Citigroup (NYSE:C) – Citigroup has partnered with LuminArx Capital to create a private lending vehicle named Cinergy, investing over $2 billion. Traditional banks are collaborating with private equity firms due to increased regulation, anticipating growing demand for risky loans. Additionally, Citigroup’s CEO, Jane Fraser, held a conference call to discuss the bank’s restructuring and announced layoffs, including managers in markets, risk, and investment banking. Some positions will be eliminated starting February 1st. The bank plans to cut 20,000 jobs over the next two years.

Wells Fargo (NYSE:WFC) – Employees at a Wells Fargo branch in Atwater, California, rejected forming a union, becoming the first Wells Fargo location to do so. Other locations, such as Bethel, Alaska, have joined the union. Some employees claimed pressure, while others denied it. Wells Fargo acknowledged the vote and thanked the employees.
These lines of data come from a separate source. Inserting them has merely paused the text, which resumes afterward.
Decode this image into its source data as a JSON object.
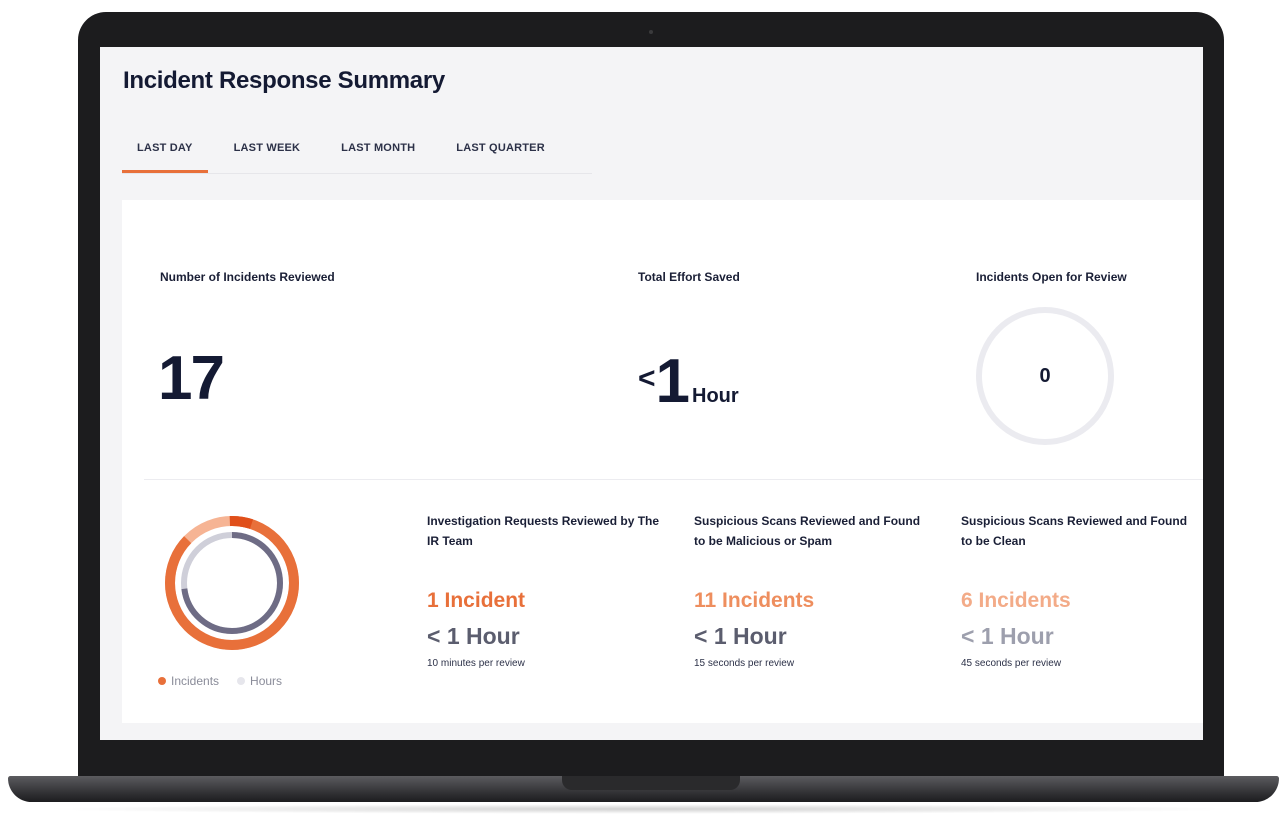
{
  "page": {
    "title": "Incident Response Summary"
  },
  "tabs": [
    {
      "label": "LAST DAY",
      "active": true
    },
    {
      "label": "LAST WEEK",
      "active": false
    },
    {
      "label": "LAST MONTH",
      "active": false
    },
    {
      "label": "LAST QUARTER",
      "active": false
    }
  ],
  "stats": {
    "reviewed": {
      "label": "Number of Incidents Reviewed",
      "value": "17"
    },
    "effort": {
      "label": "Total Effort Saved",
      "prefix": "<",
      "value": "1",
      "unit": "Hour"
    },
    "open": {
      "label": "Incidents Open for Review",
      "value": "0"
    }
  },
  "donut": {
    "legend": {
      "incidents": "Incidents",
      "hours": "Hours"
    },
    "colors": {
      "incidents": "#e8703a",
      "incidents_light": "#f6b494",
      "hours": "#6e6c85",
      "hours_light": "#cfcfd9"
    }
  },
  "metrics": [
    {
      "title": "Investigation Requests Reviewed by The IR Team",
      "count": "1 Incident",
      "time": "< 1 Hour",
      "rate": "10 minutes per review",
      "count_color": "#e8703a"
    },
    {
      "title": "Suspicious Scans Reviewed and Found to be Malicious or Spam",
      "count": "11 Incidents",
      "time": "< 1 Hour",
      "rate": "15 seconds per review",
      "count_color": "#ee8e5e"
    },
    {
      "title": "Suspicious Scans Reviewed and Found to be Clean",
      "count": "6 Incidents",
      "time": "< 1 Hour",
      "rate": "45 seconds per review",
      "count_color": "#f3ab88"
    }
  ]
}
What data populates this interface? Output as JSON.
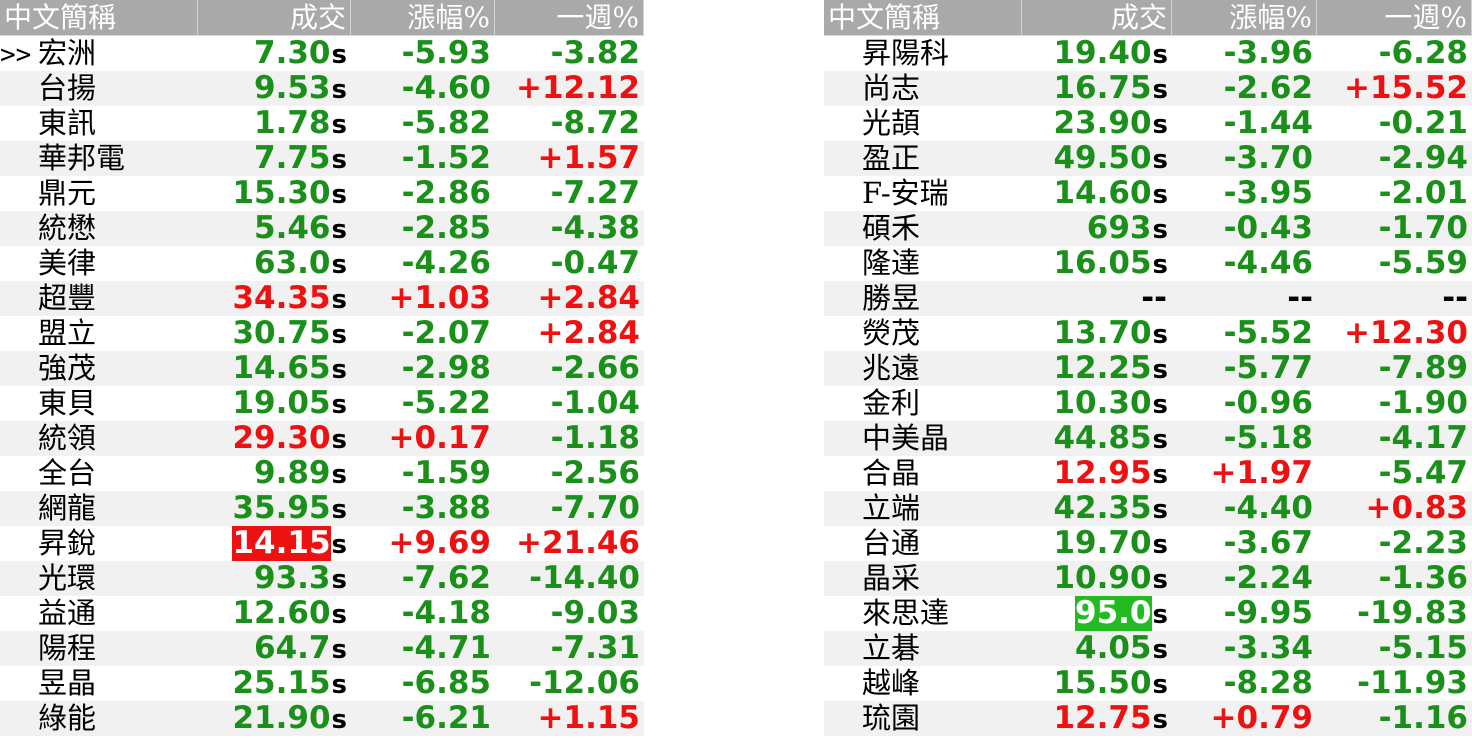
{
  "headers": {
    "name": "中文簡稱",
    "price": "成交",
    "change": "漲幅%",
    "week": "一週%"
  },
  "colors": {
    "up": "#ee1111",
    "down": "#1a8f1a",
    "header_bg": "#a9a9a9",
    "limit_up_bg": "#ee1111",
    "limit_down_bg": "#22bb22"
  },
  "current_marker": ">>",
  "left": [
    {
      "name": "宏洲",
      "price": "7.30",
      "sfx": "s",
      "chg": "-5.93",
      "week": "-3.82",
      "pc": "green",
      "cc": "green",
      "wc": "green",
      "current": true
    },
    {
      "name": "台揚",
      "price": "9.53",
      "sfx": "s",
      "chg": "-4.60",
      "week": "+12.12",
      "pc": "green",
      "cc": "green",
      "wc": "red"
    },
    {
      "name": "東訊",
      "price": "1.78",
      "sfx": "s",
      "chg": "-5.82",
      "week": "-8.72",
      "pc": "green",
      "cc": "green",
      "wc": "green"
    },
    {
      "name": "華邦電",
      "price": "7.75",
      "sfx": "s",
      "chg": "-1.52",
      "week": "+1.57",
      "pc": "green",
      "cc": "green",
      "wc": "red"
    },
    {
      "name": "鼎元",
      "price": "15.30",
      "sfx": "s",
      "chg": "-2.86",
      "week": "-7.27",
      "pc": "green",
      "cc": "green",
      "wc": "green"
    },
    {
      "name": "統懋",
      "price": "5.46",
      "sfx": "s",
      "chg": "-2.85",
      "week": "-4.38",
      "pc": "green",
      "cc": "green",
      "wc": "green"
    },
    {
      "name": "美律",
      "price": "63.0",
      "sfx": "s",
      "chg": "-4.26",
      "week": "-0.47",
      "pc": "green",
      "cc": "green",
      "wc": "green"
    },
    {
      "name": "超豐",
      "price": "34.35",
      "sfx": "s",
      "chg": "+1.03",
      "week": "+2.84",
      "pc": "red",
      "cc": "red",
      "wc": "red"
    },
    {
      "name": "盟立",
      "price": "30.75",
      "sfx": "s",
      "chg": "-2.07",
      "week": "+2.84",
      "pc": "green",
      "cc": "green",
      "wc": "red"
    },
    {
      "name": "強茂",
      "price": "14.65",
      "sfx": "s",
      "chg": "-2.98",
      "week": "-2.66",
      "pc": "green",
      "cc": "green",
      "wc": "green"
    },
    {
      "name": "東貝",
      "price": "19.05",
      "sfx": "s",
      "chg": "-5.22",
      "week": "-1.04",
      "pc": "green",
      "cc": "green",
      "wc": "green"
    },
    {
      "name": "統領",
      "price": "29.30",
      "sfx": "s",
      "chg": "+0.17",
      "week": "-1.18",
      "pc": "red",
      "cc": "red",
      "wc": "green"
    },
    {
      "name": "全台",
      "price": "9.89",
      "sfx": "s",
      "chg": "-1.59",
      "week": "-2.56",
      "pc": "green",
      "cc": "green",
      "wc": "green"
    },
    {
      "name": "網龍",
      "price": "35.95",
      "sfx": "s",
      "chg": "-3.88",
      "week": "-7.70",
      "pc": "green",
      "cc": "green",
      "wc": "green"
    },
    {
      "name": "昇銳",
      "price": "14.15",
      "sfx": "s",
      "chg": "+9.69",
      "week": "+21.46",
      "pc": "bg-red",
      "cc": "red",
      "wc": "red"
    },
    {
      "name": "光環",
      "price": "93.3",
      "sfx": "s",
      "chg": "-7.62",
      "week": "-14.40",
      "pc": "green",
      "cc": "green",
      "wc": "green"
    },
    {
      "name": "益通",
      "price": "12.60",
      "sfx": "s",
      "chg": "-4.18",
      "week": "-9.03",
      "pc": "green",
      "cc": "green",
      "wc": "green"
    },
    {
      "name": "陽程",
      "price": "64.7",
      "sfx": "s",
      "chg": "-4.71",
      "week": "-7.31",
      "pc": "green",
      "cc": "green",
      "wc": "green"
    },
    {
      "name": "昱晶",
      "price": "25.15",
      "sfx": "s",
      "chg": "-6.85",
      "week": "-12.06",
      "pc": "green",
      "cc": "green",
      "wc": "green"
    },
    {
      "name": "綠能",
      "price": "21.90",
      "sfx": "s",
      "chg": "-6.21",
      "week": "+1.15",
      "pc": "green",
      "cc": "green",
      "wc": "red"
    }
  ],
  "right": [
    {
      "name": "昇陽科",
      "price": "19.40",
      "sfx": "s",
      "chg": "-3.96",
      "week": "-6.28",
      "pc": "green",
      "cc": "green",
      "wc": "green"
    },
    {
      "name": "尚志",
      "price": "16.75",
      "sfx": "s",
      "chg": "-2.62",
      "week": "+15.52",
      "pc": "green",
      "cc": "green",
      "wc": "red"
    },
    {
      "name": "光頡",
      "price": "23.90",
      "sfx": "s",
      "chg": "-1.44",
      "week": "-0.21",
      "pc": "green",
      "cc": "green",
      "wc": "green"
    },
    {
      "name": "盈正",
      "price": "49.50",
      "sfx": "s",
      "chg": "-3.70",
      "week": "-2.94",
      "pc": "green",
      "cc": "green",
      "wc": "green"
    },
    {
      "name": "F-安瑞",
      "price": "14.60",
      "sfx": "s",
      "chg": "-3.95",
      "week": "-2.01",
      "pc": "green",
      "cc": "green",
      "wc": "green"
    },
    {
      "name": "碩禾",
      "price": "693",
      "sfx": "s",
      "chg": "-0.43",
      "week": "-1.70",
      "pc": "green",
      "cc": "green",
      "wc": "green"
    },
    {
      "name": "隆達",
      "price": "16.05",
      "sfx": "s",
      "chg": "-4.46",
      "week": "-5.59",
      "pc": "green",
      "cc": "green",
      "wc": "green"
    },
    {
      "name": "勝昱",
      "price": "--",
      "sfx": "",
      "chg": "--",
      "week": "--",
      "pc": "dash",
      "cc": "dash",
      "wc": "dash"
    },
    {
      "name": "熒茂",
      "price": "13.70",
      "sfx": "s",
      "chg": "-5.52",
      "week": "+12.30",
      "pc": "green",
      "cc": "green",
      "wc": "red"
    },
    {
      "name": "兆遠",
      "price": "12.25",
      "sfx": "s",
      "chg": "-5.77",
      "week": "-7.89",
      "pc": "green",
      "cc": "green",
      "wc": "green"
    },
    {
      "name": "金利",
      "price": "10.30",
      "sfx": "s",
      "chg": "-0.96",
      "week": "-1.90",
      "pc": "green",
      "cc": "green",
      "wc": "green"
    },
    {
      "name": "中美晶",
      "price": "44.85",
      "sfx": "s",
      "chg": "-5.18",
      "week": "-4.17",
      "pc": "green",
      "cc": "green",
      "wc": "green"
    },
    {
      "name": "合晶",
      "price": "12.95",
      "sfx": "s",
      "chg": "+1.97",
      "week": "-5.47",
      "pc": "red",
      "cc": "red",
      "wc": "green"
    },
    {
      "name": "立端",
      "price": "42.35",
      "sfx": "s",
      "chg": "-4.40",
      "week": "+0.83",
      "pc": "green",
      "cc": "green",
      "wc": "red"
    },
    {
      "name": "台通",
      "price": "19.70",
      "sfx": "s",
      "chg": "-3.67",
      "week": "-2.23",
      "pc": "green",
      "cc": "green",
      "wc": "green"
    },
    {
      "name": "晶采",
      "price": "10.90",
      "sfx": "s",
      "chg": "-2.24",
      "week": "-1.36",
      "pc": "green",
      "cc": "green",
      "wc": "green"
    },
    {
      "name": "來思達",
      "price": "95.0",
      "sfx": "s",
      "chg": "-9.95",
      "week": "-19.83",
      "pc": "bg-green",
      "cc": "green",
      "wc": "green"
    },
    {
      "name": "立碁",
      "price": "4.05",
      "sfx": "s",
      "chg": "-3.34",
      "week": "-5.15",
      "pc": "green",
      "cc": "green",
      "wc": "green"
    },
    {
      "name": "越峰",
      "price": "15.50",
      "sfx": "s",
      "chg": "-8.28",
      "week": "-11.93",
      "pc": "green",
      "cc": "green",
      "wc": "green"
    },
    {
      "name": "琉園",
      "price": "12.75",
      "sfx": "s",
      "chg": "+0.79",
      "week": "-1.16",
      "pc": "red",
      "cc": "red",
      "wc": "green"
    }
  ]
}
Morgan Stanley (NYSE:MS), Carlyle Group (NASDAQ:CG) – Wall Street heads, including Ted Pick of Morgan Stanley and David Rubenstein of Carlyle Group, foresee an increase in mergers and acquisitions, driven by the Federal Reserve’s reduction of interest rates. They believe interest rates will soon fall, spurring more M&A and private equity activity. The optimism contrasts with the previous year, when recession concerns slowed activity. Infrastructure is seen as an attractive asset class for investors, driving more acquisitions.

Moody’s (NYSE:MCO) – The default rate of low-credit-grade companies in the U.S. is expected to rise in the first quarter of 2024, reaching 5.8%, up from 5.3% in November, before stabilizing at 4.1% by the end of the year, according to Moody’s. Healthcare companies lead the risk list.

ArcelorMittal (NYSE:MT) – Italy will place the steel plant Ilva under special administration to ensure its continuous operation, following conflicts between the government and ArcelorMittal, the majority shareholder of Acciaierie d’Italia, formerly Ilva. ArcelorMittal, holding 62%, may legally contest the decision.

PPG Industries (NYSE:PPG) – PPG announced an adjusted profit of $1.53 per share in the fourth quarter, beating estimates by 4 cents. Sales also saw a 4% increase, totaling $4.35 billion during the period. However, the paint and coatings company’s forecasts for the first quarter did not meet expectations. PPG stated it expected moderate economic conditions in the U.S. during the first half of 2024 but predicted an improvement in demand in China.